The Man and the Girl on the Train

My usual route to school involves taking two trains using Singapore's MRT system. Having a concession system that allows me to take trains for an unlimited number of times for the duration of a month leaves my commute to school is free of any financial burden, even though it is merely an illusion. Nevertheless, this metaphorical weight off my shoulders leaves my commute to school every day being quite therapeutic, especially when accompanied by the audiobook I am currently listening to about John Harrison and the invention of the watch to determine longitude in the ocean.

With my body on automatic and my mind free to roam the oceans of the world, my commute to school is also a very lonely one. It is not often so in Singapore that you manage to find yourself in conversation with another individual considering us to be a very conservative society. It was only one day that I managed to have a conversation with someone, and with no words being spoken nonetheless!

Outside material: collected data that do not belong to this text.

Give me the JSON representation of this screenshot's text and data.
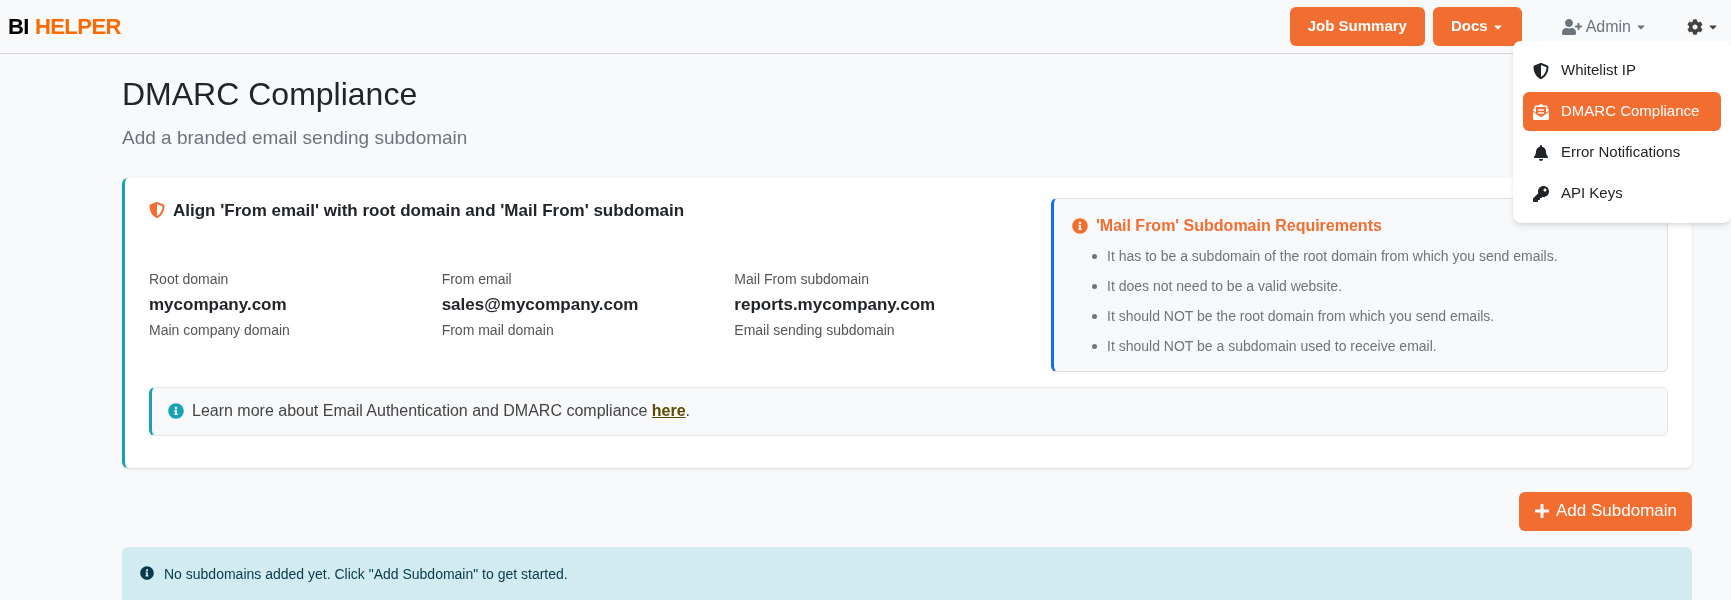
{
  "logo": {
    "first": "BI",
    "second": "HELPER"
  },
  "nav": {
    "buttons": [
      {
        "label": "Job Summary",
        "kind": "plain"
      },
      {
        "label": "Docs",
        "kind": "dropdown"
      }
    ],
    "user": "Admin"
  },
  "settings_menu": {
    "items": [
      {
        "label": "Whitelist IP",
        "kind": "shield",
        "selected": false
      },
      {
        "label": "DMARC Compliance",
        "kind": "envelope",
        "selected": true
      },
      {
        "label": "Error Notifications",
        "kind": "bell",
        "selected": false
      },
      {
        "label": "API Keys",
        "kind": "key",
        "selected": false
      }
    ]
  },
  "page": {
    "title": "DMARC Compliance",
    "subtitle": "Add a branded email sending subdomain"
  },
  "card": {
    "title": "Align 'From email' with root domain and 'Mail From' subdomain",
    "fields": [
      {
        "label": "Root domain",
        "value": "mycompany.com",
        "hint": "Main company domain"
      },
      {
        "label": "From email",
        "value": "sales@mycompany.com",
        "hint": "From mail domain"
      },
      {
        "label": "Mail From subdomain",
        "value": "reports.mycompany.com",
        "hint": "Email sending subdomain"
      }
    ],
    "requirements": {
      "title": "'Mail From' Subdomain Requirements",
      "items": [
        "It has to be a subdomain of the root domain from which you send emails.",
        "It does not need to be a valid website.",
        "It should NOT be the root domain from which you send emails.",
        "It should NOT be a subdomain used to receive email."
      ]
    },
    "learn_more": {
      "text": "Learn more about Email Authentication and DMARC compliance ",
      "link": "here",
      "after": "."
    }
  },
  "add_button": "Add Subdomain",
  "empty_alert": "No subdomains added yet. Click \"Add Subdomain\" to get started."
}
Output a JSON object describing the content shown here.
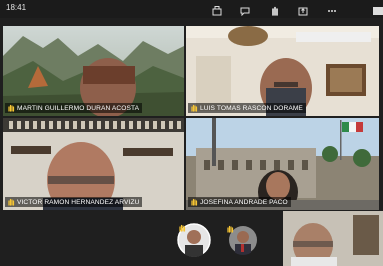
{
  "status_bar": {
    "time": "18:41"
  },
  "toolbar": {
    "icons": [
      "reactions-icon",
      "chat-icon",
      "raise-hand-icon",
      "share-icon",
      "more-icon"
    ]
  },
  "participants": [
    {
      "name": "MARTIN GUILLERMO DURAN ACOSTA",
      "hand_raised": true
    },
    {
      "name": "LUIS TOMAS RASCON DORAME",
      "hand_raised": true
    },
    {
      "name": "VICTOR RAMON HERNANDEZ ARVIZU",
      "hand_raised": true
    },
    {
      "name": "JOSEFINA ANDRADE PACO",
      "hand_raised": true
    }
  ],
  "bottom_row": {
    "avatars": 2
  },
  "colors": {
    "hand": "#f7c634",
    "bg": "#1f1f1f"
  }
}
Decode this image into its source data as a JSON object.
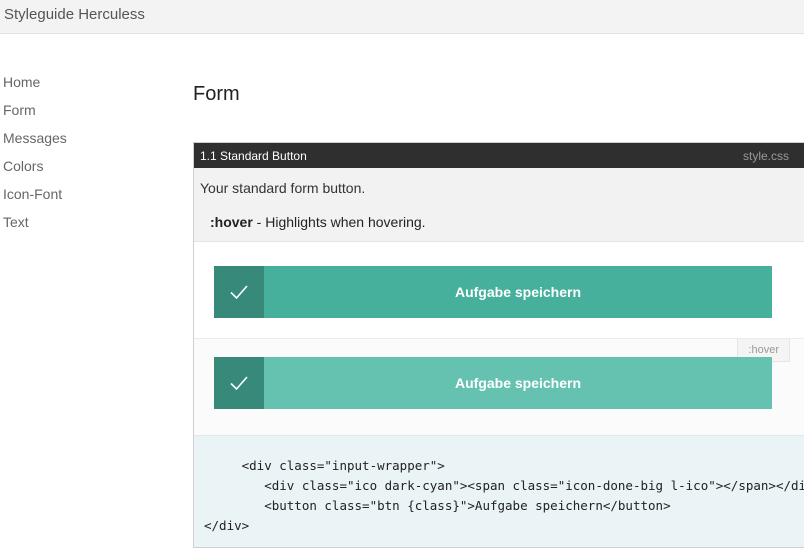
{
  "header": {
    "title": "Styleguide Herculess"
  },
  "sidebar": {
    "items": [
      {
        "label": "Home"
      },
      {
        "label": "Form"
      },
      {
        "label": "Messages"
      },
      {
        "label": "Colors"
      },
      {
        "label": "Icon-Font"
      },
      {
        "label": "Text"
      }
    ]
  },
  "main": {
    "title": "Form",
    "panel": {
      "title": "1.1 Standard Button",
      "file": "style.css",
      "description": "Your standard form button.",
      "modifier": {
        "name": ":hover",
        "text": " - Highlights when hovering."
      },
      "examples": [
        {
          "button_label": "Aufgabe speichern",
          "icon": "check-icon",
          "icon_bg": "#378a7a",
          "button_bg": "#47b09d"
        },
        {
          "tag": ":hover",
          "button_label": "Aufgabe speichern",
          "icon": "check-icon",
          "icon_bg": "#378a7a",
          "button_bg": "#65c2b1"
        }
      ],
      "code": "     <div class=\"input-wrapper\">\n        <div class=\"ico dark-cyan\"><span class=\"icon-done-big l-ico\"></span></div>\n        <button class=\"btn {class}\">Aufgabe speichern</button>\n</div>"
    }
  }
}
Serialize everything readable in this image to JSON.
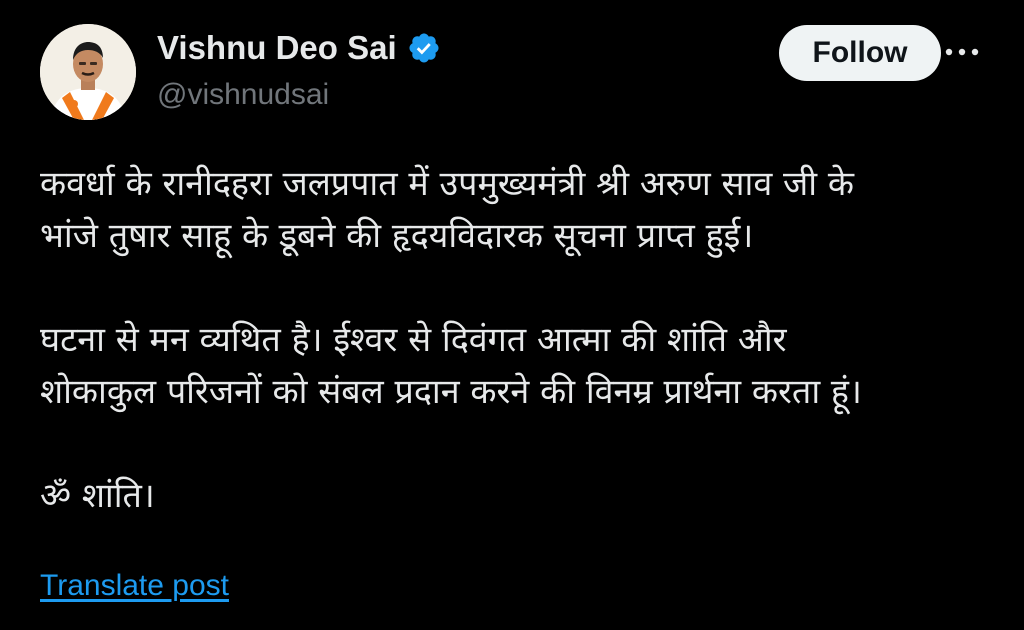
{
  "author": {
    "name": "Vishnu Deo Sai",
    "handle": "@vishnudsai",
    "verified_icon": "verified-badge-icon",
    "avatar_icon": "avatar"
  },
  "actions": {
    "follow_label": "Follow",
    "more_icon": "more-options-icon"
  },
  "post": {
    "paragraphs": [
      "कवर्धा के रानीदहरा जलप्रपात में उपमुख्यमंत्री श्री अरुण साव जी के\nभांजे तुषार साहू के डूबने की हृदयविदारक सूचना प्राप्त हुई।",
      "घटना से मन व्यथित है। ईश्वर से दिवंगत आत्मा की शांति और\nशोकाकुल परिजनों को संबल प्रदान करने की विनम्र प्रार्थना करता हूं।",
      "ॐ शांति।"
    ],
    "translate_label": "Translate post"
  },
  "colors": {
    "background": "#000000",
    "text_primary": "#e7e9ea",
    "text_secondary": "#71767b",
    "accent_blue": "#1d9bf0",
    "follow_button_bg": "#eff3f4"
  }
}
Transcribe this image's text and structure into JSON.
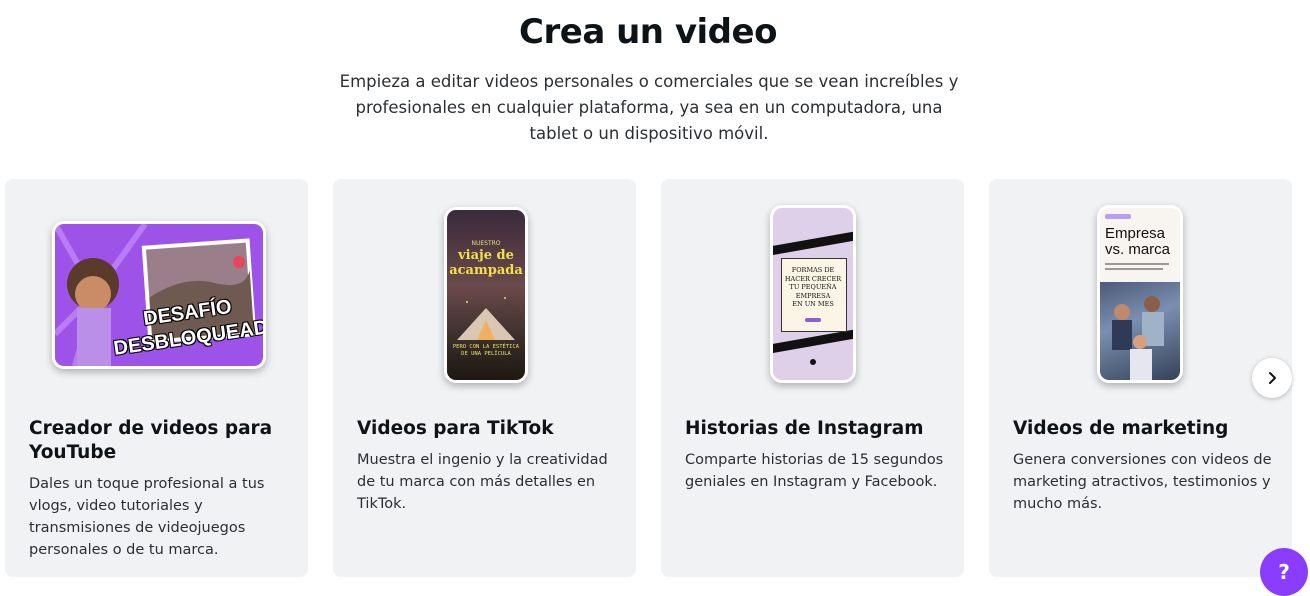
{
  "header": {
    "title": "Crea un video",
    "subtitle": "Empieza a editar videos personales o comerciales que se vean increíbles y profesionales en cualquier plataforma, ya sea en un computadora, una tablet o un dispositivo móvil."
  },
  "cards": [
    {
      "title": "Creador de videos para YouTube",
      "description": "Dales un toque profesional a tus vlogs, video tutoriales y transmisiones de videojuegos personales o de tu marca.",
      "thumb": {
        "line1": "DESAFÍO",
        "line2": "DESBLOQUEADO"
      }
    },
    {
      "title": "Videos para TikTok",
      "description": "Muestra el ingenio y la creatividad de tu marca con más detalles en TikTok.",
      "thumb": {
        "small": "NUESTRO",
        "line1": "viaje de",
        "line2": "acampada",
        "caption1": "PERO CON LA ESTÉTICA",
        "caption2": "DE UNA PELÍCULA"
      }
    },
    {
      "title": "Historias de Instagram",
      "description": "Comparte historias de 15 segundos geniales en Instagram y Facebook.",
      "thumb": {
        "text": [
          "FORMAS DE",
          "HACER CRECER",
          "TU PEQUEÑA",
          "EMPRESA",
          "EN UN MES"
        ]
      }
    },
    {
      "title": "Videos de marketing",
      "description": "Genera conversiones con videos de marketing atractivos, testimonios y mucho más.",
      "thumb": {
        "line1": "Empresa",
        "line2": "vs. marca"
      }
    }
  ],
  "buttons": {
    "help": "?"
  },
  "colors": {
    "accent": "#8b3dff",
    "card_bg": "#f1f2f4"
  }
}
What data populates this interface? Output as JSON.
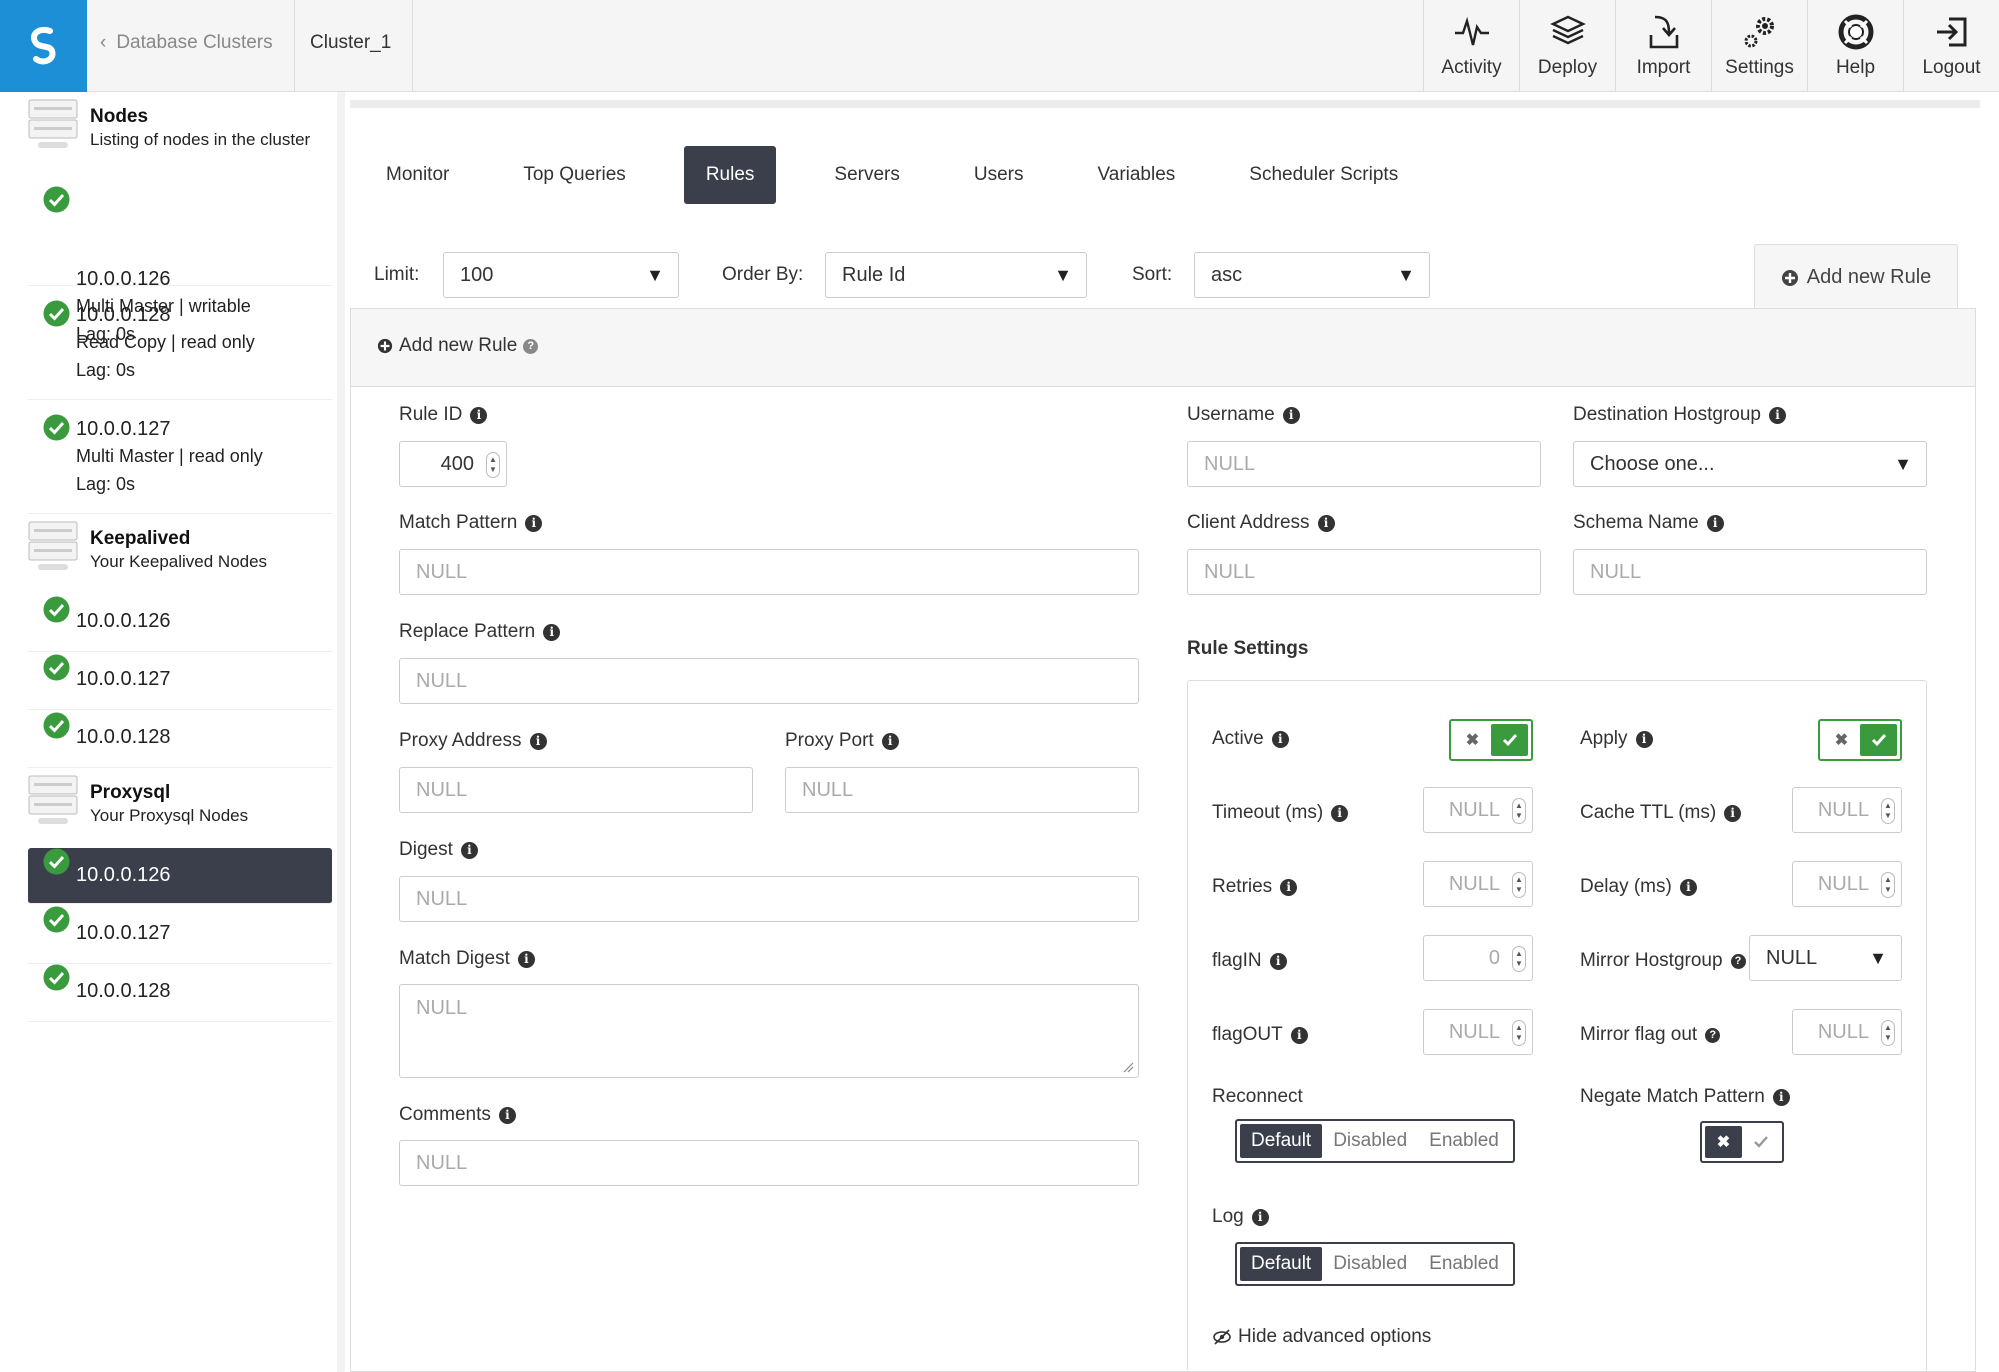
{
  "header": {
    "back_label": "Database Clusters",
    "current": "Cluster_1",
    "nav": [
      {
        "label": "Activity",
        "icon": "activity-icon"
      },
      {
        "label": "Deploy",
        "icon": "deploy-icon"
      },
      {
        "label": "Import",
        "icon": "import-icon"
      },
      {
        "label": "Settings",
        "icon": "settings-icon"
      },
      {
        "label": "Help",
        "icon": "help-icon"
      },
      {
        "label": "Logout",
        "icon": "logout-icon"
      }
    ]
  },
  "sidebar": {
    "nodes_section": {
      "title": "Nodes",
      "subtitle": "Listing of nodes in the cluster"
    },
    "nodes": [
      {
        "ip": "10.0.0.126",
        "role": "Multi Master | writable",
        "lag": "Lag: 0s"
      },
      {
        "ip": "10.0.0.128",
        "role": "Read Copy | read only",
        "lag": "Lag: 0s"
      },
      {
        "ip": "10.0.0.127",
        "role": "Multi Master | read only",
        "lag": "Lag: 0s"
      }
    ],
    "keepalived_section": {
      "title": "Keepalived",
      "subtitle": "Your Keepalived Nodes"
    },
    "keepalived": [
      "10.0.0.126",
      "10.0.0.127",
      "10.0.0.128"
    ],
    "proxysql_section": {
      "title": "Proxysql",
      "subtitle": "Your Proxysql Nodes"
    },
    "proxysql": [
      "10.0.0.126",
      "10.0.0.127",
      "10.0.0.128"
    ],
    "status_color": "#3a9b3e",
    "active_color": "#3b3f4c"
  },
  "tabs": [
    "Monitor",
    "Top Queries",
    "Rules",
    "Servers",
    "Users",
    "Variables",
    "Scheduler Scripts"
  ],
  "active_tab": "Rules",
  "filters": {
    "limit_label": "Limit:",
    "limit_value": "100",
    "order_label": "Order By:",
    "order_value": "Rule Id",
    "sort_label": "Sort:",
    "sort_value": "asc"
  },
  "add_rule_tab": "Add new Rule",
  "form": {
    "title": "Add new Rule",
    "rule_id_label": "Rule ID",
    "rule_id_value": "400",
    "match_pattern_label": "Match Pattern",
    "match_pattern_placeholder": "NULL",
    "replace_pattern_label": "Replace Pattern",
    "replace_pattern_placeholder": "NULL",
    "proxy_address_label": "Proxy Address",
    "proxy_address_placeholder": "NULL",
    "proxy_port_label": "Proxy Port",
    "proxy_port_placeholder": "NULL",
    "digest_label": "Digest",
    "digest_placeholder": "NULL",
    "match_digest_label": "Match Digest",
    "match_digest_placeholder": "NULL",
    "comments_label": "Comments",
    "comments_placeholder": "NULL",
    "username_label": "Username",
    "username_placeholder": "NULL",
    "dest_hostgroup_label": "Destination Hostgroup",
    "dest_hostgroup_value": "Choose one...",
    "client_address_label": "Client Address",
    "client_address_placeholder": "NULL",
    "schema_name_label": "Schema Name",
    "schema_name_placeholder": "NULL"
  },
  "rule_settings": {
    "title": "Rule Settings",
    "active_label": "Active",
    "apply_label": "Apply",
    "timeout_label": "Timeout (ms)",
    "timeout_value": "NULL",
    "cache_ttl_label": "Cache TTL (ms)",
    "cache_ttl_value": "NULL",
    "retries_label": "Retries",
    "retries_value": "NULL",
    "delay_label": "Delay (ms)",
    "delay_value": "NULL",
    "flagin_label": "flagIN",
    "flagin_value": "0",
    "mirror_hostgroup_label": "Mirror Hostgroup",
    "mirror_hostgroup_value": "NULL",
    "flagout_label": "flagOUT",
    "flagout_value": "NULL",
    "mirror_flag_out_label": "Mirror flag out",
    "mirror_flag_out_value": "NULL",
    "reconnect_label": "Reconnect",
    "negate_label": "Negate Match Pattern",
    "log_label": "Log",
    "segment_options": [
      "Default",
      "Disabled",
      "Enabled"
    ],
    "hide_advanced": "Hide advanced options"
  }
}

The individual in question was a small Japanese girl who was young and small enough to be able to fit on a pram, guided by her mother and father. She was seated on a two-person pram, which was built such that both passengers could face each other, which I supposed was to serve as a form of entertainment for each other. This structure certainly worked, as the girl and her younger brother were certainly enjoying each other's company simply by holding hands or giving pats to each other.

I marveled at the pure joy of the girl, whose focus was purely on the present and of the joy she felt through her brother's laughter as if happiness was contagious. Seeing that I was amused by her actions, she repeated them and looked at me for a response. Just to amuse her, I smiled wider and wider every time she repeated the action that she thought would bring me happiness.

As I smiled at her, I wondered at which point I started to grow up. Instead of seeing her pats to her brother's face as one of pure amusement, I wondered if she knew that dirty palms on one's face could cause pimples, or that touching something else before her brother's face would spread germs. I wondered when the innocence of my youth was stolen from me and when I started to see the world in such a cynical manner. Just as I made a resolution to spend more time to simply be in the present, I arrived at my stop and was delighted to find that the girl and her parents were coming off at the same station as well. However, as she was on the pram, her parents guided the pram towards the elevator while I headed off towards the escalator, which was faster.

I looked out to her to see if she ever looked out for me as well. Sadly, her attentions were on somewhere else, and she turned her focus onto what was her new present: the massive scale of the protruding elevator that stood before her. As I said goodbye to her in my thoughts without any expectation of reciprocation, I wondered if holding such a casual event under such huge scrutiny was the trait of a grown man who has lost his childlike innocence.